Sam Metz and Baba Ahmed, The Associated Press
Pinks
Norway is dealing with an onslaught of pink salmon, a Pacific Ocean species introduced to their waters by way of an ill-fated Soviet hatchery program launched in 1956 that upon its failure decades later managed to flood pink salmon and crowd out the Atlantic salmon that long defined the Norwegian palate. The number of that native species is down 50 percent, making the issue serious enough to warrant government programs designed to kill the pink salmon off. In 2021, Norway killed 111,803 pink salmon in traps, and in 2023, the Norwegian Environment Agency put $5 million toward knocking off the species, placing barriers in 13 rivers. The real issue? Norway’s fish-farming industry (highly lucrative) and fossil fuel industry (the reason they’re basically cold, socialist Saudi Arabia) are key contributors to the rise of the pink salmon.
Follows
A new study from Pew looked at who 664 respondents followed on TikTok, turning up 227,946 different accounts that were followed by the survey group. Of these, 46 percent were “mid-tier” creators with between 5,000 and 1 million followers, 38 percent were smaller accounts, and just 6 percent were mega-influencers with over 1 million followers. Overall, 59 percent post about pop culture, 37 percent post viral music and dance performances, 36 percent are in humor or comedy, and 32 percent do stories, vlogs and personal updates. Overall, users aged 18 to 34 followed about three times as many accounts as those aged 50 and up, and what’s especially remarkable — and speaks to the fractured nature of the attention on the platform — is that of those 227,946 accounts, only 5 percent were followed by five or more of the users in the study, demonstrating that colossal, viral fame is harder to wrangle on the heavily personalized TikTok algorithm while niche-based, fandom-oriented popularity is far more common.

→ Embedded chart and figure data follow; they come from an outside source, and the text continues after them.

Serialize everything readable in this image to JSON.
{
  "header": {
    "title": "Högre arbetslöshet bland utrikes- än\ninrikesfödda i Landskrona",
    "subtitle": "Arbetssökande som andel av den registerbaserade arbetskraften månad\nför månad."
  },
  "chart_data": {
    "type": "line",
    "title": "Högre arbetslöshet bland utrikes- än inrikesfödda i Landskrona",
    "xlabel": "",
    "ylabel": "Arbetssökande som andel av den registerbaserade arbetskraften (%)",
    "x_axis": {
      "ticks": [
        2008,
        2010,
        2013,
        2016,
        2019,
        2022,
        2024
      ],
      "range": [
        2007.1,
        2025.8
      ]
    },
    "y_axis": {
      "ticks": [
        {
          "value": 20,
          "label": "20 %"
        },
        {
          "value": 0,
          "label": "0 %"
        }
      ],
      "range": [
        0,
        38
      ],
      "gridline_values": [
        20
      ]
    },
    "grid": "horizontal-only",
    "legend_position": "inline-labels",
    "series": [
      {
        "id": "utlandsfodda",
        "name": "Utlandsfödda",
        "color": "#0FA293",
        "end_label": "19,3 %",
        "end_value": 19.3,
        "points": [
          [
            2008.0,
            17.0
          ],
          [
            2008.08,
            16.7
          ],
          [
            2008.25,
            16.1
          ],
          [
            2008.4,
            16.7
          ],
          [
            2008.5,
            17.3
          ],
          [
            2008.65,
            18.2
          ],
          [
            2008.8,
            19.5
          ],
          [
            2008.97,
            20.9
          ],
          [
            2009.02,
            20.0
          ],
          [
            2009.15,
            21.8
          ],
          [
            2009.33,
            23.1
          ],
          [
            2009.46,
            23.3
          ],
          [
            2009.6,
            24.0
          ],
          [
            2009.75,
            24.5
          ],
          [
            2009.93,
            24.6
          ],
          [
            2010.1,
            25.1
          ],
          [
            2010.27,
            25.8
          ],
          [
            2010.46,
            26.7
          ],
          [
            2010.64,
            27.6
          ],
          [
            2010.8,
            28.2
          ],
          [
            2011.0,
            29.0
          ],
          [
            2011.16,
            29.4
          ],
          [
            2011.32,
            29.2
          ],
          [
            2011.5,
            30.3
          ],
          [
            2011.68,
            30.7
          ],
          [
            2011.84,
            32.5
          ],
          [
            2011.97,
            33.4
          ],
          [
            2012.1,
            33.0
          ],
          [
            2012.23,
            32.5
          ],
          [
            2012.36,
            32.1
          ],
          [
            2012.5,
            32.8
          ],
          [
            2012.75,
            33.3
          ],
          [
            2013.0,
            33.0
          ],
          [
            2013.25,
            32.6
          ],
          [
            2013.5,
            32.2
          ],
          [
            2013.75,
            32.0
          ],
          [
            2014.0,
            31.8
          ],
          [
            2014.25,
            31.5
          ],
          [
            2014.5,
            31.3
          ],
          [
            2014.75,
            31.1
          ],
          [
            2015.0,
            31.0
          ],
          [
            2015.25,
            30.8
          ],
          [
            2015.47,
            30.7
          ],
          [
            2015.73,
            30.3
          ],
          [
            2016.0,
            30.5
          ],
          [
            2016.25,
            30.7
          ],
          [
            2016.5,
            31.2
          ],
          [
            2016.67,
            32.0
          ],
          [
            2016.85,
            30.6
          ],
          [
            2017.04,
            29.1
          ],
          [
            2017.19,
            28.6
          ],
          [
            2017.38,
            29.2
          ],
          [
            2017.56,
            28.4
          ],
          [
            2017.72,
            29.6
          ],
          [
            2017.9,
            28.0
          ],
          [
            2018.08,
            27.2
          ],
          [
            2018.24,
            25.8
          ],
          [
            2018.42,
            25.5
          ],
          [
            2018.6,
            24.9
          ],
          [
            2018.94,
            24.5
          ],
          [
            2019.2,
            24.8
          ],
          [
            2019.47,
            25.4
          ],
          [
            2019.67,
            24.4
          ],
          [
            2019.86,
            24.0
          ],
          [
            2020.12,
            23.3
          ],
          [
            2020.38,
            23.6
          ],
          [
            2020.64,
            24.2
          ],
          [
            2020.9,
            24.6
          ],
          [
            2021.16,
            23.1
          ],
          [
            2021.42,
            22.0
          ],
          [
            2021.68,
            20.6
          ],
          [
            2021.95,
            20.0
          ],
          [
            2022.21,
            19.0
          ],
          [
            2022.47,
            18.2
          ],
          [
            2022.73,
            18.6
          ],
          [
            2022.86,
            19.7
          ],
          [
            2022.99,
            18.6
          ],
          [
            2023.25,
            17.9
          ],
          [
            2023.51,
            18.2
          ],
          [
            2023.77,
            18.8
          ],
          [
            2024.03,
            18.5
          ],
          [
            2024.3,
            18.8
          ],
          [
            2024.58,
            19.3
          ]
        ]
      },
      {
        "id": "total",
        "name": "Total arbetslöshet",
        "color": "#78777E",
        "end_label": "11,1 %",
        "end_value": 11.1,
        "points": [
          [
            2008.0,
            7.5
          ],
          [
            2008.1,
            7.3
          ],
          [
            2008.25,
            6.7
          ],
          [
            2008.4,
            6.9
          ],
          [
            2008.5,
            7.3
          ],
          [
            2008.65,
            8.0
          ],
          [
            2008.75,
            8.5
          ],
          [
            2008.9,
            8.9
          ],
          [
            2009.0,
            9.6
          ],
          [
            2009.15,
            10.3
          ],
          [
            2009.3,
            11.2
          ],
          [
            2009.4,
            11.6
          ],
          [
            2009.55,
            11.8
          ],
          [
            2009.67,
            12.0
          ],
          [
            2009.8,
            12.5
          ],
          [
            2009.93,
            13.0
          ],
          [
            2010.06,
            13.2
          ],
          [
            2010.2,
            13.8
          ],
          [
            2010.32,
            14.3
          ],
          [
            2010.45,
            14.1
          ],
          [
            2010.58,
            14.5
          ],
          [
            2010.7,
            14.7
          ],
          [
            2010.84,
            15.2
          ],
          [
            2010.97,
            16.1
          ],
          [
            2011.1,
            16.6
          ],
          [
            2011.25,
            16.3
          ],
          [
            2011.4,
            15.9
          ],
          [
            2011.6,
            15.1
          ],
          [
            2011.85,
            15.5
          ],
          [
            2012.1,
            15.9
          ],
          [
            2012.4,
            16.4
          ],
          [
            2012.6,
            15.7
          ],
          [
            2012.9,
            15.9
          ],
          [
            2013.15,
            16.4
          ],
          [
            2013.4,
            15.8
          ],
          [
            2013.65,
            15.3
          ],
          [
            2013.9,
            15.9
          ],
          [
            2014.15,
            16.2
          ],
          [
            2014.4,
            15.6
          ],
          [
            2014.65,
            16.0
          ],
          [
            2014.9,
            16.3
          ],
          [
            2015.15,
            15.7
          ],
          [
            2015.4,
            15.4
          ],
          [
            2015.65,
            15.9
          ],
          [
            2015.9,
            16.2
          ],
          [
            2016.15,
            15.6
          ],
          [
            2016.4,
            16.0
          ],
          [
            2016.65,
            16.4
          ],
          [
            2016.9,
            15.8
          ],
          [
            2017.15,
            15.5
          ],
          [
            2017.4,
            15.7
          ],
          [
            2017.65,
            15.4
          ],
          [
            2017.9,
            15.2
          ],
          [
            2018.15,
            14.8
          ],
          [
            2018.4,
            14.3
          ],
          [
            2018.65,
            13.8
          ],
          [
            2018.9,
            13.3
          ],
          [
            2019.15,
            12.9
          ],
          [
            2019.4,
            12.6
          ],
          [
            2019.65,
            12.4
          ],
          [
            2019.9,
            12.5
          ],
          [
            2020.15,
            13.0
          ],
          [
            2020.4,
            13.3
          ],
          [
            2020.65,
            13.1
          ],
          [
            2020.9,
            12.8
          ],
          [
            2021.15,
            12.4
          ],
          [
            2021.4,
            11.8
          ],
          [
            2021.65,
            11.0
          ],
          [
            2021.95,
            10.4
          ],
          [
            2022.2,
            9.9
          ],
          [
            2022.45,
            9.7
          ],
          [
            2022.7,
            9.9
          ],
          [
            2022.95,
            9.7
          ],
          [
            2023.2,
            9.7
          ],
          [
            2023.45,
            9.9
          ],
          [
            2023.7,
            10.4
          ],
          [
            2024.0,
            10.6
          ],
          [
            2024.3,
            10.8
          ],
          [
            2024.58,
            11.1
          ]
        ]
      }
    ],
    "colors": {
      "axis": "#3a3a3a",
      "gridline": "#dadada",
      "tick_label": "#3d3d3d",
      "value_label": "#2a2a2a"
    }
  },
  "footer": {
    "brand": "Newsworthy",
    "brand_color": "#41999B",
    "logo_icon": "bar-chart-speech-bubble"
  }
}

Regina Widjaya, Samuel Bestvater and Aaron Smith, Pew Research Center
Challengers
The war between pickleball and tennis continues to simmer, as the upstart sport contends with the establishment over court space and the pace of play. While pickleball is absolutely a rocket ship these days — the Sports and Fitness Industry Association reported a 223.5 percent increase in popularity over the past three years and over 10 million people playing in the past 12 months across 65,000 courts — tennis isn’t some lumbering, boring incumbent. Indeed, tennis is having a pop culture moment of its own, with 24.5 million players this year and the US Tennis Association aiming for 35 million players by 2035. However, the shift is clear, with 10 percent of tennis courts repurposed for pickleball, according to the USTA. The tennis powers that be also believe they have a pickleball counter: Red Ball Tennis, which is its attempt to appeal to the more low-key, running-minimal, recreationally-inclined fans of pickleball, which it’s hoping to grow from its current fandom of 20,000 players at 500 venues.